Un enjeu national, car cette élection détermine aussi la représentativité des syndicats professionnels de santé, dont la principale activité est la défense des intérêts des praticiens à travers notamment, des négociations conventionnelles avec les Caisses d’Assurance Maladie. 

Mais aussi un paradoxe, car il n’est pas toujours aisé pour des représentants syndicaux habitués à défendre pied à pied les intérêts de leurs mandants de le faire aussi pour les patients dans une démarche de santé publique. Allier santé publique et défense de la profession, c’est pourtant le pari que nous avons toujours fait et que nous relèverons encore. Défendre les intérêts des praticiens sans les dissocier de ceux des patients, concilier santé publique et accès aux soins au bénéfice des praticiens, sont dans les gènes des CDF (ex- CNSD) depuis leur création, il y a plus de 85 ans. 

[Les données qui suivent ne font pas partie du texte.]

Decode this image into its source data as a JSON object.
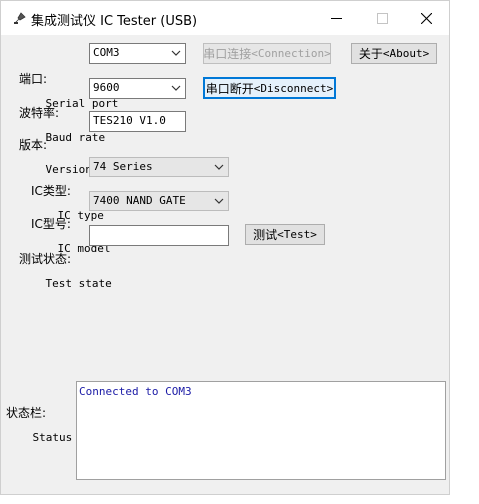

« Défendre les intérêts des praticiens sans les dissocier de ceux des patients »

CDF Mag : Quel est votre programme ?

T. S. : Nous n’en avons pas un, mais plusieurs ! Autant que de régions où nous présentons des candidats. Ces élections sont régionales, ne l’oublions pas, et les consoeurs et les confrères élus de tous les coins de France et d’outre-mer seront les représentants de la profession pour porter nos valeurs. Si certains sujets sont communs, comme les formations gratuites ouvertes aux praticiens, la prévention ou la prise en charge des personnes fragilisées liées à l’âge, au handicap, aux maladies chroniques…, il y a aussi des spécificités locales, comme la démographie ou la gestion des crises sanitaires comme celle que nous traversons actuellement. 

Mais je ne nie pas l’importance de la représentativité nationale. C’est évidemment LE sujet sur lequel se focalisent tous les regards. Notre programme part du constat que nous sommes des soignants, et que l’argent n’a rien d’incompatible avec notre métier. Notre métier est médical, de haute technicité avec des responsabilités qu’il faut assumer. Cela demande des compétences et un haut niveau d’études pour viser l’excellence que nous revendiquons. Au-delà des qualités de chacun, tout cela a un coût et mérite d’être bien rémunéré. Certains détournent le regard dès qu’il s’agit de parler d’argent, moi pas ! Un chirurgien-dentiste est un entrepreneur médical et l’argent n’est pas incompatible avec la santé, qui certes n’a pas de prix. Mais elle a un coût et il faut des moyens pour qu’un chirurgien-dentiste travaille sereinement dans de bonnes conditions. D’où notre slogan : soigner serein, soigner gagnant ! Je l’affirme, les chiffres le prouvent : avec les CDF, les praticiens ont toujours gagné. Ils gagnent, et s’ils nous font confiance, ils gagneront encore !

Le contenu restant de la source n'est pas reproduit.